Before I wrap up the post, I will mention the bow thruster, which I've brought up a couple of times recently. It's still broken, with the replacement ready to install on my bench. After the yards in Palm Beach county told me it would be weeks before we could get in, we considered contacting yards in the Fort Lauderdale area, of which there are many.

Most of the yards are up the New River, which is old hat to us now, but is a dicey proposition without a working thruster. The river is narrow and busy, with numerous drawbridges that require station-keeping. For this reason, all the big girls -- yachts longer than about 90' or so -- get towed up and down the river, with one towboat in front and one astern. The going rate for that is $1,000 per trip.

Dinner sunset from our anchorage off No Name.

There are a few yards between Lauderdale and Hollywood, and long-time readers may remember we had to stop at one (which we will never use again) to replace a broken seacock. I could have called a few of those yards to see if one could get us out long enough to replace the drive leg.

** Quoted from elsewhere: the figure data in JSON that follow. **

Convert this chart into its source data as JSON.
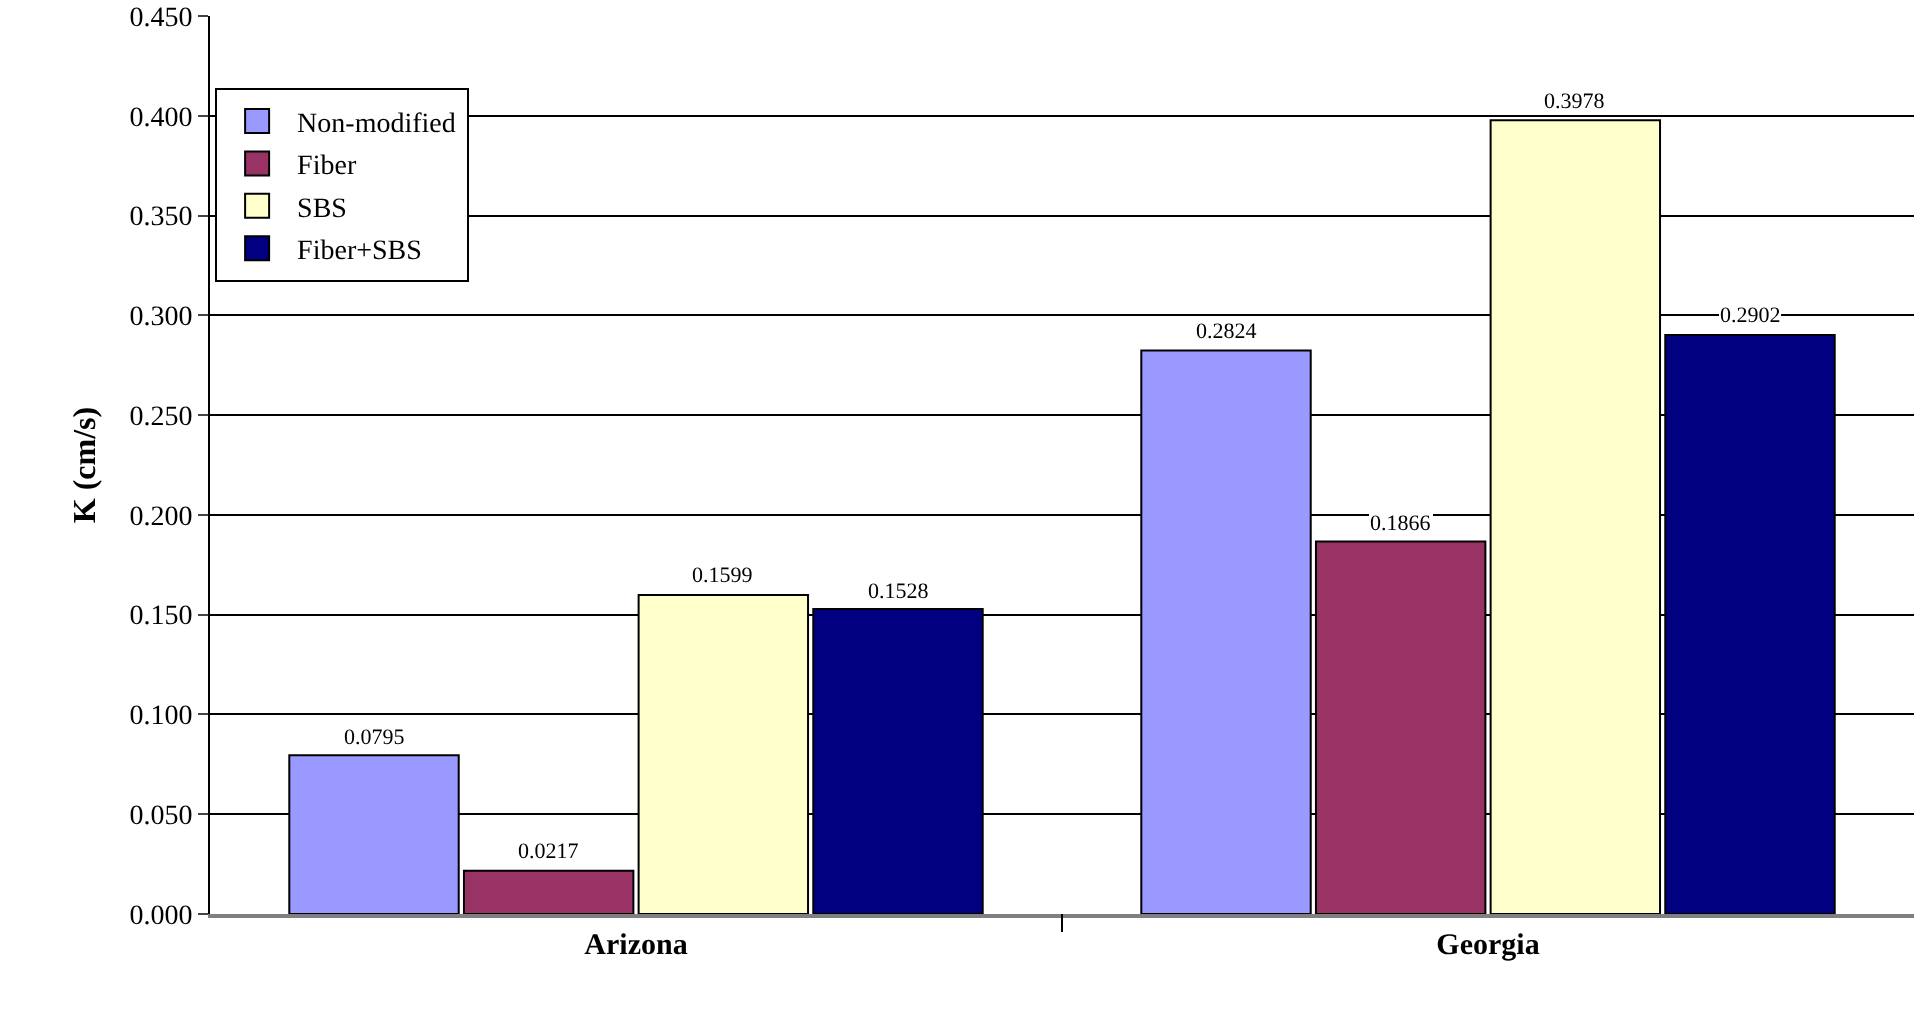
{
  "chart_data": {
    "type": "bar",
    "ylabel": "K (cm/s)",
    "categories": [
      "Arizona",
      "Georgia"
    ],
    "series": [
      {
        "name": "Non-modified",
        "color": "#9999ff",
        "values": [
          0.0795,
          0.2824
        ]
      },
      {
        "name": "Fiber",
        "color": "#993366",
        "values": [
          0.0217,
          0.1866
        ]
      },
      {
        "name": "SBS",
        "color": "#ffffcc",
        "values": [
          0.1599,
          0.3978
        ]
      },
      {
        "name": "Fiber+SBS",
        "color": "#000080",
        "values": [
          0.1528,
          0.2902
        ]
      }
    ],
    "ylim": [
      0,
      0.45
    ],
    "yticks": [
      "0.000",
      "0.050",
      "0.100",
      "0.150",
      "0.200",
      "0.250",
      "0.300",
      "0.350",
      "0.400",
      "0.450"
    ],
    "grid": "y",
    "legend": "top left",
    "data_labels": true
  }
}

In the end, we decided that now is not the time to do this work. Case numbers are rocketing skyward from the unconstrained behavior of many over the holidays. We expect this to continue from New Years celebrations until at least the middle of January if not longer. And boatyards are excellent breeding grounds, with dozens of workers having to work in close proximity to one another, contractors, and sometimes customers.

Other than docking in marinas, or navigating very tight fairways and channels, running the boat without the thruster is just no big deal. We're not doing a lot of docking these days anyway, so living without the thruster for another few weeks is not much of a hardship. We'll try to find face docks to take on water, and we'll continue to run offshore to discharge waste. If there is someplace we really need to dock, we'll time it for slack water and minimal wind and I will do it the old-fashioned way.

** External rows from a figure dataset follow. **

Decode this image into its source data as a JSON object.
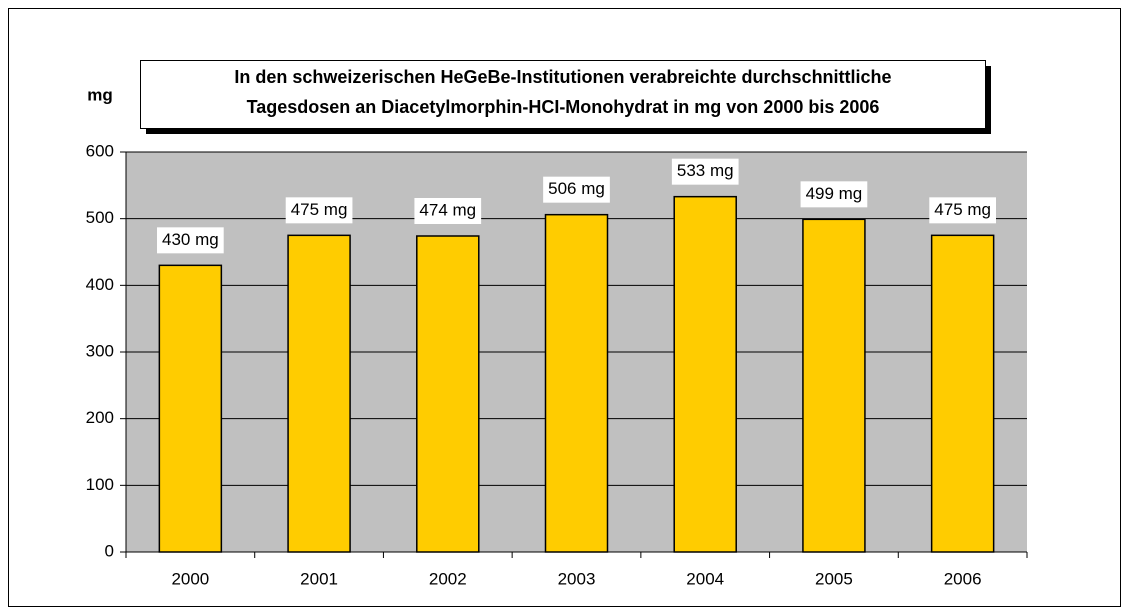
{
  "chart_data": {
    "type": "bar",
    "title": [
      "In den schweizerischen HeGeBe-Institutionen verabreichte durchschnittliche",
      "Tagesdosen an Diacetylmorphin-HCI-Monohydrat in mg von 2000 bis 2006"
    ],
    "y_label": "mg",
    "categories": [
      "2000",
      "2001",
      "2002",
      "2003",
      "2004",
      "2005",
      "2006"
    ],
    "values": [
      430,
      475,
      474,
      506,
      533,
      499,
      475
    ],
    "value_labels": [
      "430 mg",
      "475 mg",
      "474 mg",
      "506 mg",
      "533 mg",
      "499 mg",
      "475 mg"
    ],
    "color": "#ffcc00",
    "ylim": [
      0,
      600
    ],
    "yticks": [
      0,
      100,
      200,
      300,
      400,
      500,
      600
    ],
    "grid": true
  }
}
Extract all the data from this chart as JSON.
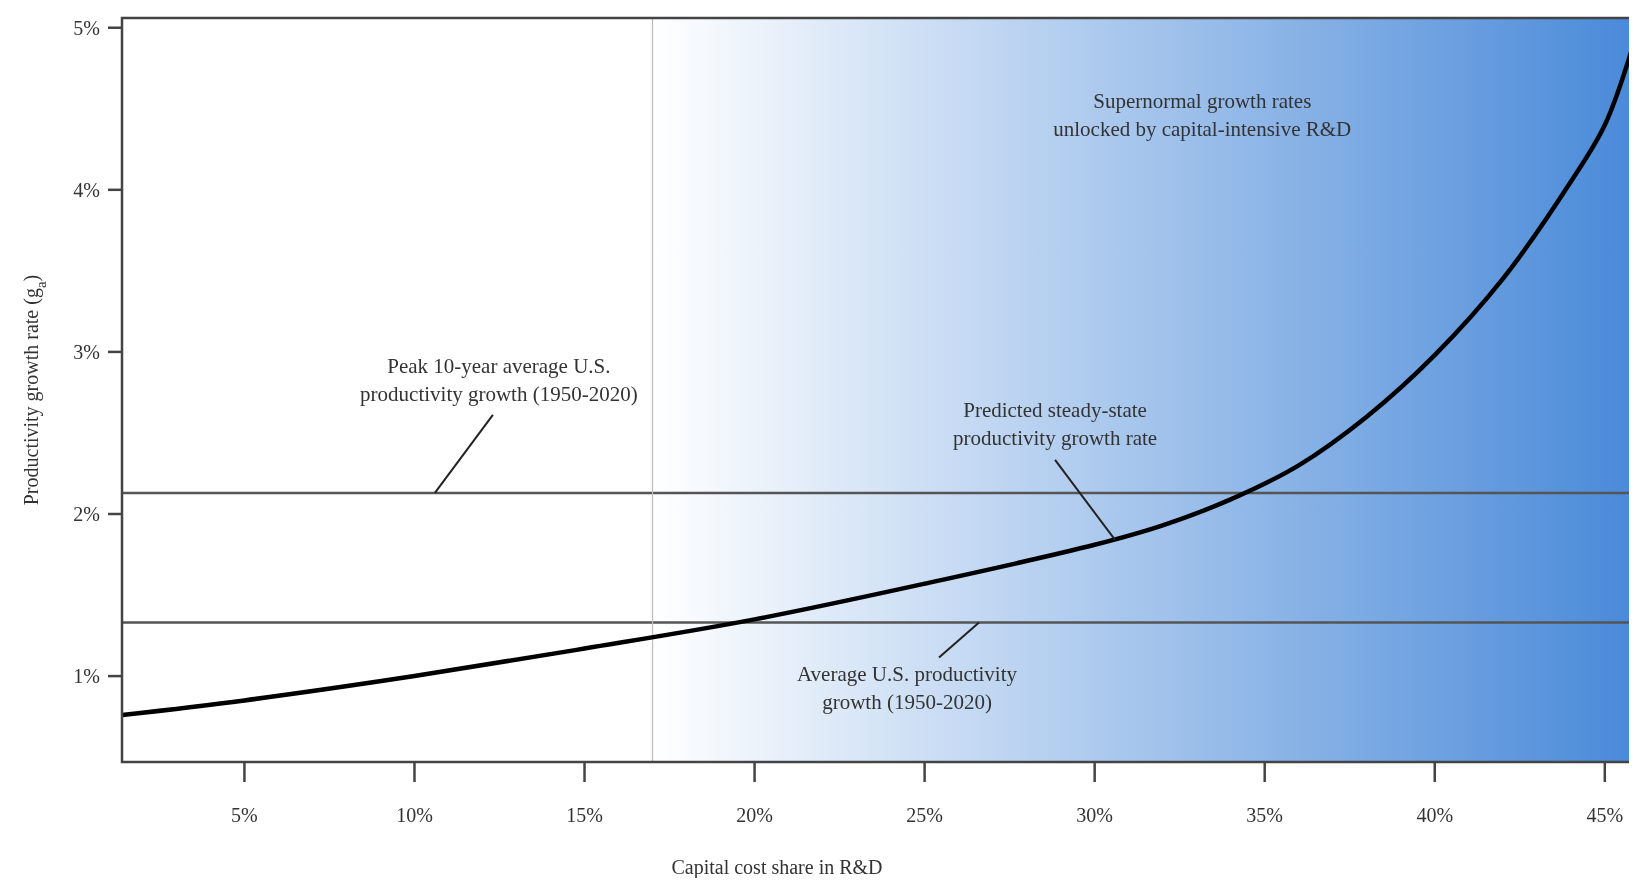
{
  "chart_data": {
    "type": "line",
    "xlabel": "Capital cost share in R&D",
    "ylabel": "Productivity growth rate (g$_{a}$)",
    "xlim": [
      1.4,
      45.8
    ],
    "ylim": [
      0.47,
      5.06
    ],
    "xticks": [
      {
        "value": 5,
        "label": "5%"
      },
      {
        "value": 10,
        "label": "10%"
      },
      {
        "value": 15,
        "label": "15%"
      },
      {
        "value": 20,
        "label": "20%"
      },
      {
        "value": 25,
        "label": "25%"
      },
      {
        "value": 30,
        "label": "30%"
      },
      {
        "value": 35,
        "label": "35%"
      },
      {
        "value": 40,
        "label": "40%"
      },
      {
        "value": 45,
        "label": "45%"
      }
    ],
    "yticks": [
      {
        "value": 1,
        "label": "1%"
      },
      {
        "value": 2,
        "label": "2%"
      },
      {
        "value": 3,
        "label": "3%"
      },
      {
        "value": 4,
        "label": "4%"
      },
      {
        "value": 5,
        "label": "5%"
      }
    ],
    "grid": false,
    "marker": "none",
    "line_style": "solid",
    "x": [
      1.4,
      5,
      10,
      15,
      20,
      25,
      30,
      32,
      34,
      36,
      38,
      40,
      42,
      44,
      45,
      45.8
    ],
    "series": [
      {
        "color": "#000000",
        "values": [
          0.76,
          0.85,
          1.0,
          1.17,
          1.35,
          1.57,
          1.81,
          1.93,
          2.09,
          2.3,
          2.6,
          2.98,
          3.45,
          4.05,
          4.4,
          4.87
        ]
      }
    ],
    "ref_lines": [
      {
        "axis": "y",
        "value": 2.13,
        "color": "#555555"
      },
      {
        "axis": "y",
        "value": 1.33,
        "color": "#555555"
      },
      {
        "axis": "x",
        "value": 17,
        "color": "#bbbbbb"
      }
    ],
    "bands": [
      {
        "axis": "x",
        "from": 17,
        "to": 45.8,
        "label": "Supernormal growth rates\nunlocked by capital-intensive R&D",
        "color": "#4a8ad9"
      }
    ],
    "annotations": [
      {
        "text": "Peak 10-year average U.S.\nproductivity growth (1950-2020)",
        "x": 10.6,
        "y": 2.13
      },
      {
        "text": "Predicted steady-state\nproductivity growth rate",
        "x": 30.6,
        "y": 1.84
      },
      {
        "text": "Average U.S. productivity\ngrowth (1950-2020)",
        "x": 26.6,
        "y": 1.33
      }
    ]
  }
}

Tonight we'll be anchored off Rodriguez Key, near Key Largo. We have a nice pork tenderloin for the grill, and we'll enjoy our first night in the keys surrounded by turquoise water. Tomorrow's leg will take us to Boot Key Harbor in Marathon, where we hope to catch up with long-time good friends Julie and Glen, who are taking some time there in advance of doing the Great Loop this season.


  1. Just curious if you have a desire for vaccination, and if so, how/who will you go to to get a Covid 19 vaccination? How do you handle medical needs like pneumonia/flu/Covid 19 shots with your nomadic lifestyle?

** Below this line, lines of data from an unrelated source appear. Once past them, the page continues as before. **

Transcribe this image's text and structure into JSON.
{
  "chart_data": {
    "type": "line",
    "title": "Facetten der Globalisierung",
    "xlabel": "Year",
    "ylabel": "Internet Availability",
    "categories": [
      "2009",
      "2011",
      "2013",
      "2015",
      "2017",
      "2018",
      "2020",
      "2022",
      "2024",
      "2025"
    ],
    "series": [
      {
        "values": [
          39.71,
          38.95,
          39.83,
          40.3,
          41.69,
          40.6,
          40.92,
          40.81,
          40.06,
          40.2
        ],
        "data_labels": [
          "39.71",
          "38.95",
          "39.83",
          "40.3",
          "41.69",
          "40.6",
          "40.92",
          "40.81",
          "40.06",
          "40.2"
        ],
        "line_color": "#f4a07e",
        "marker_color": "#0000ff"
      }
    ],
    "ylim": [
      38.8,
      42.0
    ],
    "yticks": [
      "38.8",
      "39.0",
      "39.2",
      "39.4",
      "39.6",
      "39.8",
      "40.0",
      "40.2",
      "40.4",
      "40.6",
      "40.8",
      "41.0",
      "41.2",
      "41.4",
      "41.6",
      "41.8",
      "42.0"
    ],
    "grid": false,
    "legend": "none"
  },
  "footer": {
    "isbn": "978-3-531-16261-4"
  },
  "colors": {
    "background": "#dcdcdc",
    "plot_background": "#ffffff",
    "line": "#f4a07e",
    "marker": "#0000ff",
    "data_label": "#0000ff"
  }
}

    1. We pay for private health insurance. It's a Blue Cross affiliate so the coverage is good nationwide. It's a high-deductible plan, so unless something serious happens, we pay for most coverage out-of-pocket. But certain prophylactic treatments like, for example, flu shots, are fully covered. I believe the Covid vaccine will be the same. As Floridians, we would also be entitled to any state vaccination program, so long as we are still here in the state when we become eligible (we're almost at the very end of the line for that). And, yes, we will most certainly get vaccinated at the earliest possible opportunity, no matter the cost.

  2. Your list of "good" yards must be vanishingly small. I can't remember a haul out where you had any work done where you were really happy. Metal Shark, maybe, was at least OK.

    1. We're still searching for the mythical "good" yard. None has yet done everything correctly, on time, and within estimates. Some are worse than others, though, and the yard I referenced in this post insisted that their guy had to do the work, and then I just barely caught him before he used the wrong adhesive to install the part. We try not to return to yards that make such egregious mistakes.